Ne umduk, ne bulduk? Devlet kadrolarına hiç de hak etmeyen tiplerin doldurulduğu ortaya çıktı. Kim yaptı? Devleti yönetecek, milleti refaha çıkaracak makamlara milletin çocukları yerine cemaatlerin çocuklarını doldurmak üzere üniversite sınav sorularından tutun da nice sınavların sorularını çalanlara toz koydurmayanlar yaptı.

*

Sınav sorularının çalınmasını engelleme çabasına karşılık, eleman yerleştirmede sınav başarısını yok sayan bir mülakat sistemine geçenler de onlardı… Eski Türkiye’de mülakat demek adam kayırmak demekti.

*

Hani eski Türkiye eskide kalmıştı!? Ülkemizi “Yeni Türkiye” söylemi ile eski Türkiye’nin bile gerisine düşürmek isteyen hainlere karşı tedbir alınmadı mı?

*

Yıl 2022 şimdi yine sınav sorusu çalma vakası ile, hem de devleti yönetecek kadrolara eleman seçimi için yapılan KPSS sorularının çalınması ile karşı karşıyayız.

*

Bu soruları hazırlayanları ve muhafaza edenleri hangi mülakat sonucuna göre kimler işe almıştı?

*

Bu haramın suçu kimlere yüklenecek ayrı konu ama bu hırsızlar cezasını çekecek mi?
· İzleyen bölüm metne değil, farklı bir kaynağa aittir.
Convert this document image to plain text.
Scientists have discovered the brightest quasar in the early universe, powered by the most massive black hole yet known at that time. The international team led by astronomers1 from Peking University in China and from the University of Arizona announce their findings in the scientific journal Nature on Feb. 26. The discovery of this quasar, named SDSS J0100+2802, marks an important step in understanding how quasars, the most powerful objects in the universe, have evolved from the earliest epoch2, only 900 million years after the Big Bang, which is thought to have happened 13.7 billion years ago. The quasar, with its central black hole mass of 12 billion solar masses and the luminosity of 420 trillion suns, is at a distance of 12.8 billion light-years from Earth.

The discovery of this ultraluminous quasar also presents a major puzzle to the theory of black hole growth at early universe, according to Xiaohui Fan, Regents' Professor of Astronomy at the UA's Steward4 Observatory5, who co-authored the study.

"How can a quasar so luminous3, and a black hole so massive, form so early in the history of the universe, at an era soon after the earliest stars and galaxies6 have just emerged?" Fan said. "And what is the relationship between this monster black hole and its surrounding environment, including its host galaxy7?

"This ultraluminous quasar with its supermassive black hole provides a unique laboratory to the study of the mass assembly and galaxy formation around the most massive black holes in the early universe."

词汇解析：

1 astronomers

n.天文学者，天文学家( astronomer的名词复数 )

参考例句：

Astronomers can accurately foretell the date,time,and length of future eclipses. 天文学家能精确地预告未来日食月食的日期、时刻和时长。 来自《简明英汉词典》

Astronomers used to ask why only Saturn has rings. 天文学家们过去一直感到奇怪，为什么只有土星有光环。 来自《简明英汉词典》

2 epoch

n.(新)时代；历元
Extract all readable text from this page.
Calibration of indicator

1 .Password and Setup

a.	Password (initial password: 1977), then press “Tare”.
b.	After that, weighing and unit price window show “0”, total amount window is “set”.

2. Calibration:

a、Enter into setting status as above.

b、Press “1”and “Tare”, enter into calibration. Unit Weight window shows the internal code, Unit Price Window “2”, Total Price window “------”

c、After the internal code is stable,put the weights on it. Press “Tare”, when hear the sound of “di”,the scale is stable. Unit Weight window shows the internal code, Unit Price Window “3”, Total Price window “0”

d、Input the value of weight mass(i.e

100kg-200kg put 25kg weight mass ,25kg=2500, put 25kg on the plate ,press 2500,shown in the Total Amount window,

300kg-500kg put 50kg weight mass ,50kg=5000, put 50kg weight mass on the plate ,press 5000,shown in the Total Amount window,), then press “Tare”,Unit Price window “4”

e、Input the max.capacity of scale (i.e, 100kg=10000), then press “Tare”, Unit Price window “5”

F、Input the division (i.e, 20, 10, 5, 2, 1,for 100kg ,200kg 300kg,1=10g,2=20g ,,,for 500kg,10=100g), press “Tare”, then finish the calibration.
Yoksa birileri birilerini koruyarak rezalet örtbas mı edilecek? 

*

Aylarca sınava hazırlanan masum vatan evlatlarının hakını kim ödeyecek?

*

Kul hakkı yemenin en büyük günah olduğunu anlatan Allah’a, Kuran’a ve peygambere (sav) inanan müslüman böyle bir hırsızlık, haksızlık yapar mı? Bunlar ne tür müslüman? Gerçekten müslüman olan kişi sınav başarısını görmezden gelip mülakat ile adam kayırarak devlet kadrolarına eleman atar mı? Gerçek müslüman dost görünüp düşmanlık edecek şekilde iki yüzlü, takiyyeci, kalleş olur mu? Savaşın bile kuralları var, düşman olmanın da! “Düşmanın asil olanı sinsi dosttan iyidir” diye atasözümüz bile var… Bunları bilmeyen nasıl müslüman olur?! Hadi müslüman olsun, biz karışamayız peki ya mümin olabilir mi? İşte bunun cevabı net: Olamaz! Çünkü mümin kişi, kendisinden emin olunan kişidir. Tıpkı gerçek müslüman olmaya çalışanların örnek aldığı peygamber efendimiz gibi.

*

Kamu Personeli Seçme Sınavlarında bunlar da sorulmalı bence! Kişinin abdesti, namazı, haccı, sakalı, türbanı, cübbesi devlet kadrosuna atanmak için yeterli mi? Kandırıldım diyenlerin, kandıranların yolunda yürümeye devam etmesi reva mı?

*

Hak yemeyen, kanmayan ve kandırmayan gerçek müslümanlara selam ve dua ile.